Defendant asserts that the remaining claim in this case involves allegations that he violated Plaintiff's First Amendment right to freely exercise his religion. Citing Reichle v. Howards, 132 S. Ct. 2088, 2093 n.4 (2012), Ashcroft v. Iqbal, 556 U.S. 662, 675 (2009), and several cases from other circuits, Defendant then argues that the Supreme Court has never extended a Bivens remedy to claims sounding in the First Amendment. In response, Plaintiff asserts that his claim arises not under the First Amendment but under the Equal Protection Clause of the Fifth Amendment, based on allegations of wrongful termination from his prison job on account of his religion. Such a cause of action is permissible under Bivens. See Davis v. Passman, 442 U.S. 228 (1979).
Defendant contends that the Court, in the July 22, 2011, order of partial dismissal, found that Plaintiff had not stated a claim under the Fifth Amendment. That is only partially true. The Court recognized that Plaintiff was alleging he had been terminated from his prison job on account of his race and his religion. (ECF No. 11 at 5-7.) The Court then held that the allegations of the complaint were insufficient to state an equal protection claim based on racial discrimination. (Id. at 19-20.) However, the Court did not find that the complaint also failed to state an equal protection claim based on religion. Furthermore, the claim against Webb was never described as a free exercise claim or as a retaliation claim. On the contrary, the Court has consistently described Plaintiff's claim against Defendant Webb as a claim for "wrongfully discharging Plaintiff from his prison job on account of his religion." (Id. at 22; see also ECF No. 49 at 1; ECF No. 78 at 1.)

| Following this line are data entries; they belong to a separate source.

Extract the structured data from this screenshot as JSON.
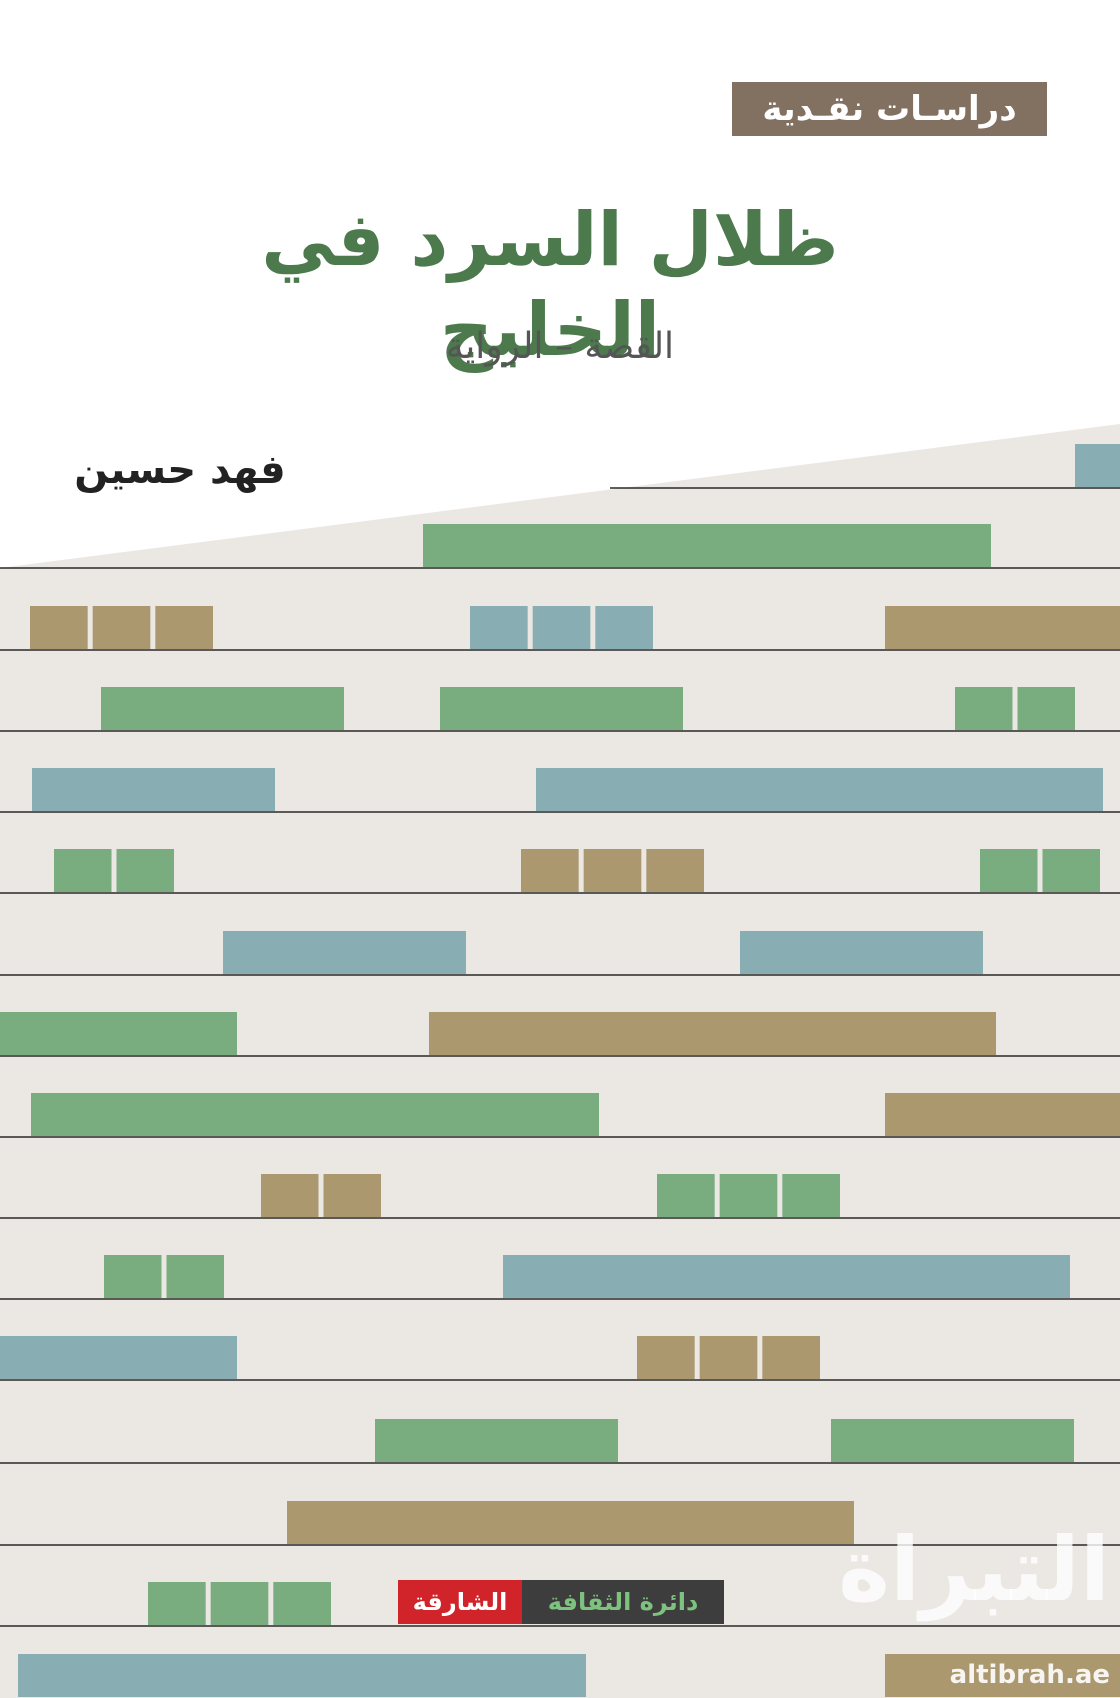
{
  "cover": {
    "series_label": "دراسـات نقـدية",
    "title": "ظلال السرد في الخليج",
    "subtitle": "القصة – الرواية",
    "author": "فهد حسين",
    "publisher": {
      "part_a": "دائرة الثقافة",
      "part_b": "الشارقة"
    },
    "watermark_logo": "التبراة",
    "watermark_url": "altibrah.ae"
  },
  "colors": {
    "title_green": "#4c7a4d",
    "series_tag_bg": "#827061",
    "background_band": "#ebe7e3",
    "bar_green": "#79ad7f",
    "bar_blue": "#88aeb3",
    "bar_tan": "#ab986f",
    "shelf_line": "#2a2a2a",
    "publisher_red": "#d1232a",
    "publisher_dark": "#3d3d3d"
  },
  "pattern": {
    "description_rows": 15
  }
}
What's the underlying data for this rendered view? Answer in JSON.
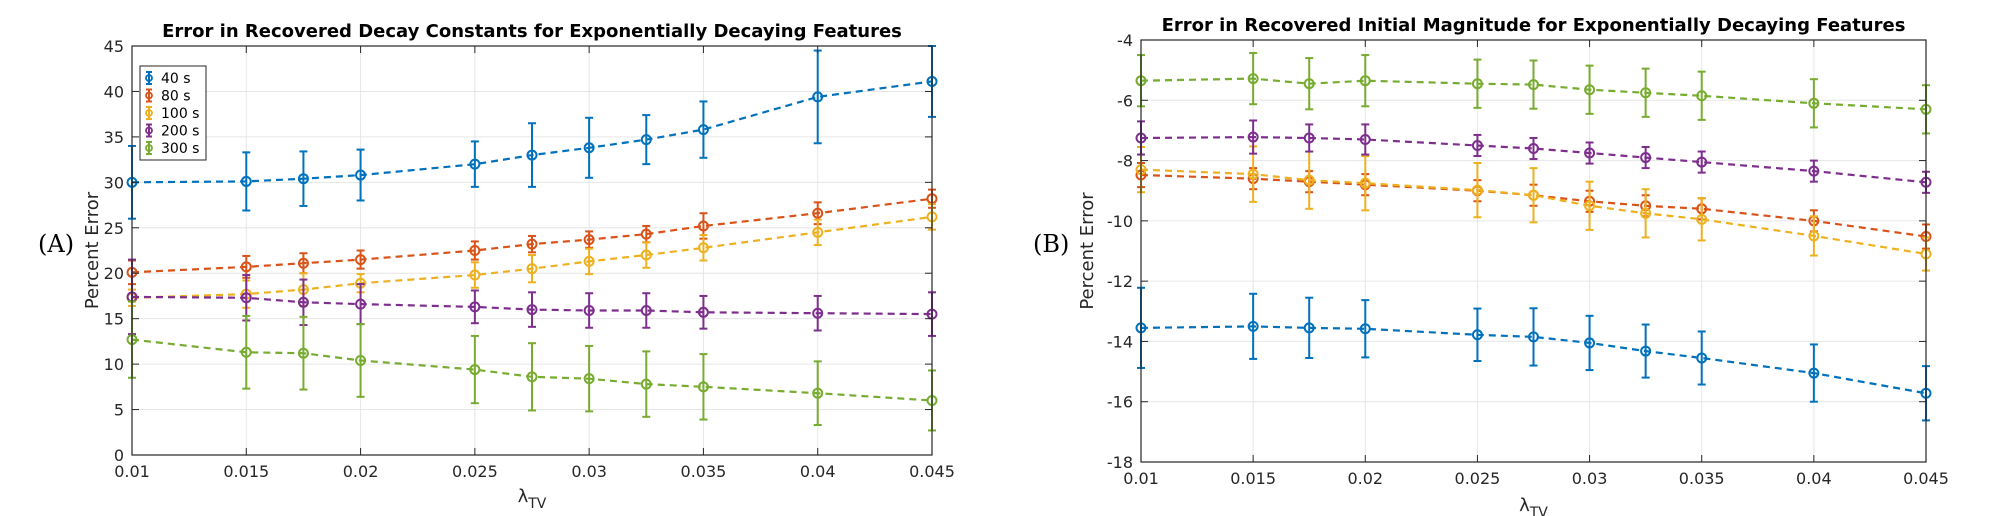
{
  "chart_data": [
    {
      "type": "line",
      "panel_label": "(A)",
      "title": "Error in Recovered Decay Constants for Exponentially Decaying Features",
      "xlabel": "λ",
      "xlabel_sub": "TV",
      "ylabel": "Percent Error",
      "xlim": [
        0.01,
        0.045
      ],
      "ylim": [
        0,
        45
      ],
      "xticks": [
        0.01,
        0.015,
        0.02,
        0.025,
        0.03,
        0.035,
        0.04,
        0.045
      ],
      "xtick_labels": [
        "0.01",
        "0.015",
        "0.02",
        "0.025",
        "0.03",
        "0.035",
        "0.04",
        "0.045"
      ],
      "yticks": [
        0,
        5,
        10,
        15,
        20,
        25,
        30,
        35,
        40,
        45
      ],
      "ytick_labels": [
        "0",
        "5",
        "10",
        "15",
        "20",
        "25",
        "30",
        "35",
        "40",
        "45"
      ],
      "grid": true,
      "legend_position": "top-left",
      "x": [
        0.01,
        0.015,
        0.0175,
        0.02,
        0.025,
        0.0275,
        0.03,
        0.0325,
        0.035,
        0.04,
        0.045
      ],
      "series": [
        {
          "name": "40 s",
          "color": "#0072BD",
          "values": [
            30.0,
            30.1,
            30.4,
            30.8,
            32.0,
            33.0,
            33.8,
            34.7,
            35.8,
            39.4,
            41.1
          ],
          "errors": [
            4.0,
            3.2,
            3.0,
            2.8,
            2.5,
            3.5,
            3.3,
            2.7,
            3.1,
            5.1,
            3.9
          ]
        },
        {
          "name": "80 s",
          "color": "#D95319",
          "values": [
            20.1,
            20.7,
            21.1,
            21.5,
            22.5,
            23.2,
            23.7,
            24.3,
            25.2,
            26.6,
            28.2
          ],
          "errors": [
            1.3,
            1.2,
            1.1,
            1.0,
            1.0,
            0.9,
            0.9,
            0.9,
            1.4,
            1.2,
            1.0
          ]
        },
        {
          "name": "100 s",
          "color": "#EDB120",
          "values": [
            17.3,
            17.7,
            18.2,
            18.9,
            19.8,
            20.5,
            21.3,
            22.0,
            22.8,
            24.5,
            26.2
          ],
          "errors": [
            0.9,
            1.5,
            1.8,
            1.0,
            1.4,
            1.5,
            1.4,
            1.4,
            1.4,
            1.4,
            1.4
          ]
        },
        {
          "name": "200 s",
          "color": "#7E2F8E",
          "values": [
            17.4,
            17.3,
            16.8,
            16.6,
            16.3,
            16.0,
            15.9,
            15.9,
            15.7,
            15.6,
            15.5
          ],
          "errors": [
            4.1,
            2.5,
            2.5,
            2.2,
            1.8,
            1.9,
            1.9,
            1.9,
            1.8,
            1.9,
            2.4
          ]
        },
        {
          "name": "300 s",
          "color": "#77AC30",
          "values": [
            12.7,
            11.3,
            11.2,
            10.4,
            9.4,
            8.6,
            8.4,
            7.8,
            7.5,
            6.8,
            6.0
          ],
          "errors": [
            4.2,
            4.0,
            4.0,
            4.0,
            3.7,
            3.7,
            3.6,
            3.6,
            3.6,
            3.5,
            3.3
          ]
        }
      ]
    },
    {
      "type": "line",
      "panel_label": "(B)",
      "title": "Error in Recovered Initial Magnitude for Exponentially Decaying Features",
      "xlabel": "λ",
      "xlabel_sub": "TV",
      "ylabel": "Percent Error",
      "xlim": [
        0.01,
        0.045
      ],
      "ylim": [
        -18,
        -4
      ],
      "xticks": [
        0.01,
        0.015,
        0.02,
        0.025,
        0.03,
        0.035,
        0.04,
        0.045
      ],
      "xtick_labels": [
        "0.01",
        "0.015",
        "0.02",
        "0.025",
        "0.03",
        "0.035",
        "0.04",
        "0.045"
      ],
      "yticks": [
        -18,
        -16,
        -14,
        -12,
        -10,
        -8,
        -6,
        -4
      ],
      "ytick_labels": [
        "-18",
        "-16",
        "-14",
        "-12",
        "-10",
        "-8",
        "-6",
        "-4"
      ],
      "grid": true,
      "legend_position": "none",
      "x": [
        0.01,
        0.015,
        0.0175,
        0.02,
        0.025,
        0.0275,
        0.03,
        0.0325,
        0.035,
        0.04,
        0.045
      ],
      "series": [
        {
          "name": "40 s",
          "color": "#0072BD",
          "values": [
            -13.55,
            -13.5,
            -13.55,
            -13.58,
            -13.78,
            -13.85,
            -14.05,
            -14.32,
            -14.55,
            -15.05,
            -15.72
          ],
          "errors": [
            1.33,
            1.08,
            1.0,
            0.95,
            0.87,
            0.95,
            0.9,
            0.88,
            0.88,
            0.95,
            0.9
          ]
        },
        {
          "name": "80 s",
          "color": "#D95319",
          "values": [
            -8.48,
            -8.6,
            -8.7,
            -8.8,
            -9.0,
            -9.15,
            -9.35,
            -9.5,
            -9.6,
            -10.0,
            -10.52
          ],
          "errors": [
            0.4,
            0.35,
            0.35,
            0.35,
            0.35,
            0.35,
            0.35,
            0.35,
            0.35,
            0.35,
            0.4
          ]
        },
        {
          "name": "100 s",
          "color": "#EDB120",
          "values": [
            -8.3,
            -8.45,
            -8.65,
            -8.75,
            -8.98,
            -9.15,
            -9.5,
            -9.75,
            -9.95,
            -10.5,
            -11.1
          ],
          "errors": [
            0.75,
            0.92,
            0.95,
            0.9,
            0.9,
            0.9,
            0.8,
            0.8,
            0.7,
            0.65,
            0.55
          ]
        },
        {
          "name": "200 s",
          "color": "#7E2F8E",
          "values": [
            -7.25,
            -7.22,
            -7.25,
            -7.3,
            -7.5,
            -7.6,
            -7.75,
            -7.9,
            -8.05,
            -8.35,
            -8.72
          ],
          "errors": [
            0.55,
            0.55,
            0.45,
            0.5,
            0.35,
            0.35,
            0.35,
            0.35,
            0.35,
            0.35,
            0.35
          ]
        },
        {
          "name": "300 s",
          "color": "#77AC30",
          "values": [
            -5.35,
            -5.28,
            -5.45,
            -5.35,
            -5.45,
            -5.48,
            -5.65,
            -5.75,
            -5.85,
            -6.1,
            -6.3
          ],
          "errors": [
            0.85,
            0.85,
            0.85,
            0.85,
            0.8,
            0.8,
            0.8,
            0.8,
            0.8,
            0.8,
            0.8
          ]
        }
      ]
    }
  ]
}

Because the Plaintiff's remaining claim arises under the Equal Protection Clause of the Fifth Amendment rather than under the First Amendment, Defendant's motion for judgment on the pleadings is DENIED. The Clerk is directed to re-assign this case to the judge to whom it was originally assigned, as indicated by the judicial assignment card drawn at the opening of the case. IT IS SO ORDERED.
s/ James D. Todd
JAMES D. TODD
UNITED STATES DISTRICT JUDGE
Pahls v. Thomas, 718 F.3d 1210, 1226 n.6 (10th Cir. 2013); Walden v. Ctrs. for Disease Control & Prevention, 669 F.3d 1277, 1285 n.3 (11th Cir. 2012); Air Sunshine, Inc. v. Carl, 663 F.3d 27, 35 (1st Cir. 2011); Western Radio Servs. Co. v. U.S. Forest Serv., 578 F.3d 116, 1125 (9th Cir. 2009); Patel v. U.S. Bureau of Prisons, 515 F.3d 807, 813 n.6 (8th Cir. 2008).